By Dr. John E. Morgan
Pastor–Collinsville Baptist Church
My wife’s mother died yesterday.
We had been warned that this was coming. She was a hospice patient.
Does that word hospice scare you? I stayed a couple of times in a monastery guest house. It was called a hospice. A place of hospitality. But that is not what most of think when we hear the word hospice.
Several years back my sister called me to let me know that my mother was going in a hospice. To die. She would be there for a week before she did die. Most people now think a hospice = death. Hospices help to ease the pain at the end of life.
My mother-in-law, who everybody called Granny, was a hospice patient. We learned the medical definition of a hospice patient is someone who a doctor feels is within six months of death. So a doctor told Granny and all of us that she was within six months of death. Several times.
Granny was first told she had six months or less to live about twenty-five years ago. That doctor was wrong. She beat the cancer that was threatening her. By the medical care of Mayo Clinic. And the care of her children. And her unbelievable strength. And, she would tell you, it was the Lord. And she did testify to that over and over.
Years went by. She got a terrible infection. It did not look like she would make it. But she did.
About two and a half years ago, a doctor told her she had less than six months. He was the first one to say she was a hospice patient. He was wrong. She got better. The hospice had to tell her she could not be treated there anymore.
And one last time a doctor told her she was a hospice patient. He was wrong. She made it about eight months not six. She went to the hospice facility last Friday. And she died yesterday (Tuesday).
She spent much of her time these last years at our house. She could not get around without help. But she would sit and read her Bible. Or watch Christian TV. Or sing hymns with my wife or anyone else. She loved church. She loved singing and music. And she loved her family. How she cherished her three children. But even more her grandchildren. And little pleased her more than being with her great grandchildren. On January 6, she celebrated her 96th birthday with family and friends.
She did not spend much time thinking about being a hospice patient. She did think a lot about Jesus. After all, Jesus had allowed her to make a lot of doctors look silly.

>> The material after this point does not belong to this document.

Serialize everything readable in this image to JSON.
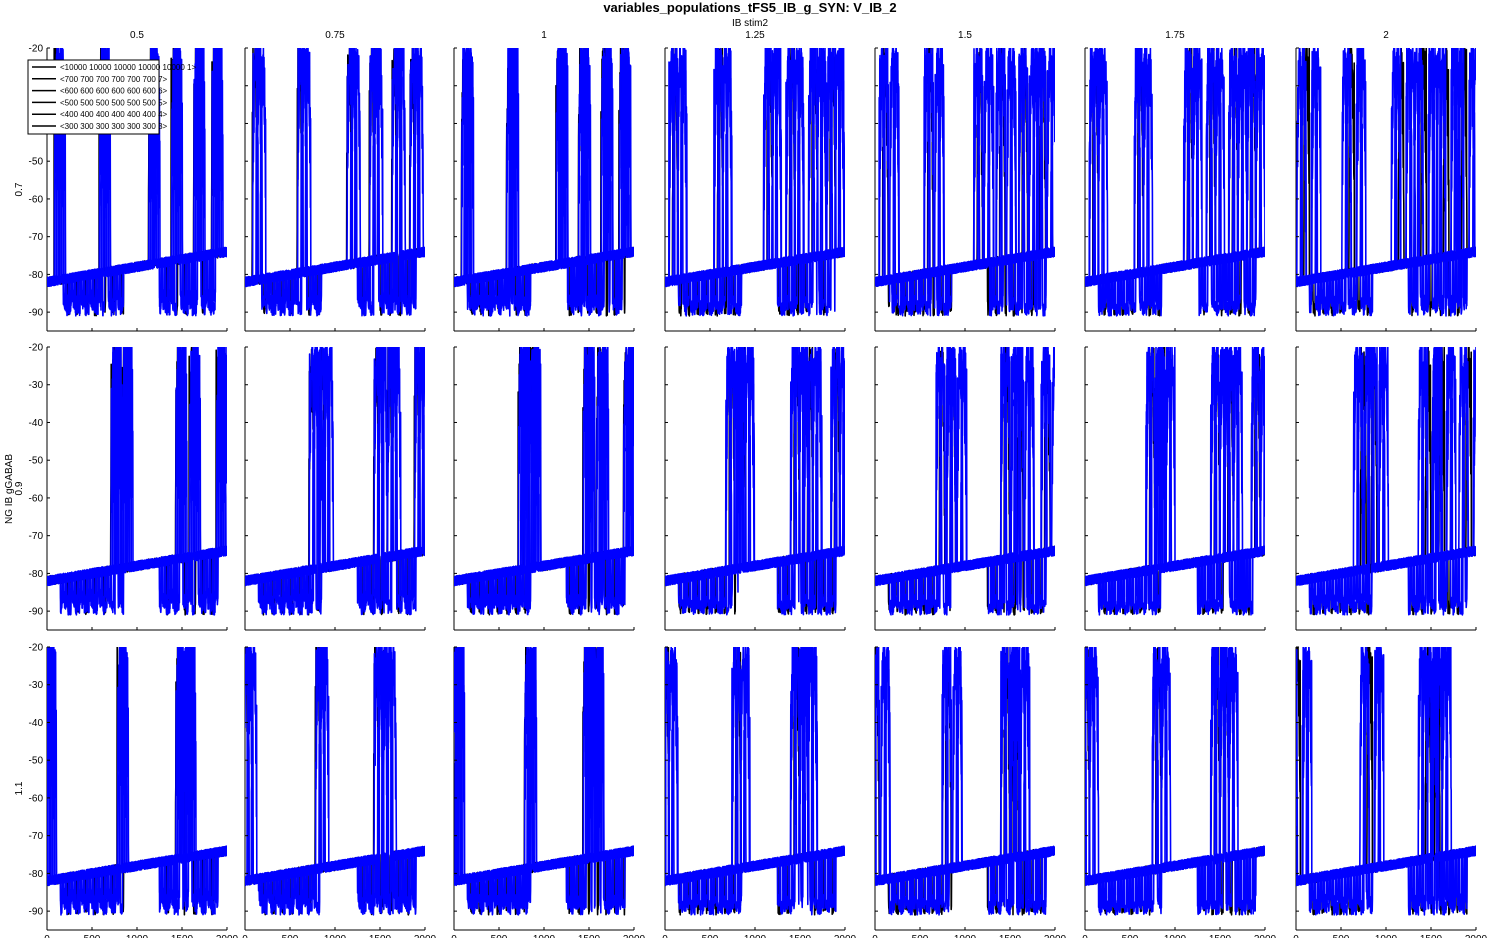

Last Friday, January 15, she left our house to go to Shepherd’s Cove Hospice whose workers had been helping her at our house for months. We thought Granny would be back here at home. But she will not be. Instead, she has truly gone home.
Granny was a hospice patient. But she never will be again. Yesterday she died. Yesterday she left death and pain behind her.

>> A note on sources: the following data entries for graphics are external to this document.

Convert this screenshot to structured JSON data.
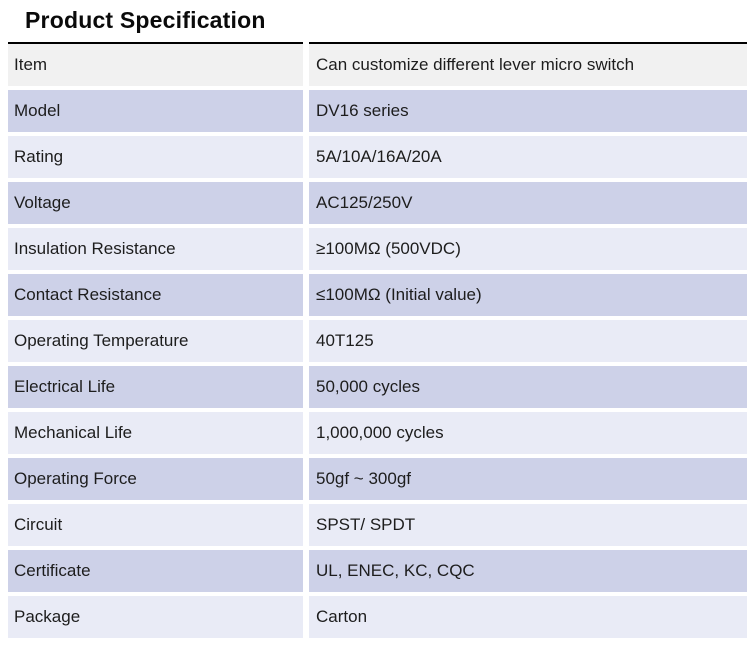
{
  "page": {
    "title": "Product Specification"
  },
  "table": {
    "header": {
      "item": "Item",
      "value": "Can customize different lever micro switch"
    },
    "rows": [
      {
        "label": "Model",
        "value": "DV16 series"
      },
      {
        "label": "Rating",
        "value": "5A/10A/16A/20A"
      },
      {
        "label": "Voltage",
        "value": "AC125/250V"
      },
      {
        "label": "Insulation Resistance",
        "value": "≥100MΩ (500VDC)"
      },
      {
        "label": "Contact Resistance",
        "value": "≤100MΩ (Initial value)"
      },
      {
        "label": "Operating Temperature",
        "value": "40T125"
      },
      {
        "label": "Electrical Life",
        "value": "50,000 cycles"
      },
      {
        "label": "Mechanical Life",
        "value": "1,000,000 cycles"
      },
      {
        "label": "Operating Force",
        "value": "50gf ~ 300gf"
      },
      {
        "label": "Circuit",
        "value": "SPST/ SPDT"
      },
      {
        "label": "Certificate",
        "value": "UL, ENEC, KC, CQC"
      },
      {
        "label": "Package",
        "value": "Carton"
      }
    ],
    "colors": {
      "header_bg": "#f1f1f1",
      "row_dark_bg": "#cdd1e8",
      "row_light_bg": "#e9ebf6",
      "border": "#000000",
      "text": "#1d1d1d"
    }
  }
}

Would it scare you if a doctor told you that you had become a hospice patient? You are. We all are. For most of us it is death will not come in the next six months. But for all of us it is coming. Death. You are a hospice patient.
That does not scare Christians. We know what comes next. It is all in His hands. It is something to be excited about. Granny knows a joy none of us has ever known. But we will.
Paul, near the end of his life, said, “For to me to live is Christ, and to die is gain…My desire is to depart and be with Christ.” Philippians 1:21, 21
Granny is departed. She did it. Hallelujah.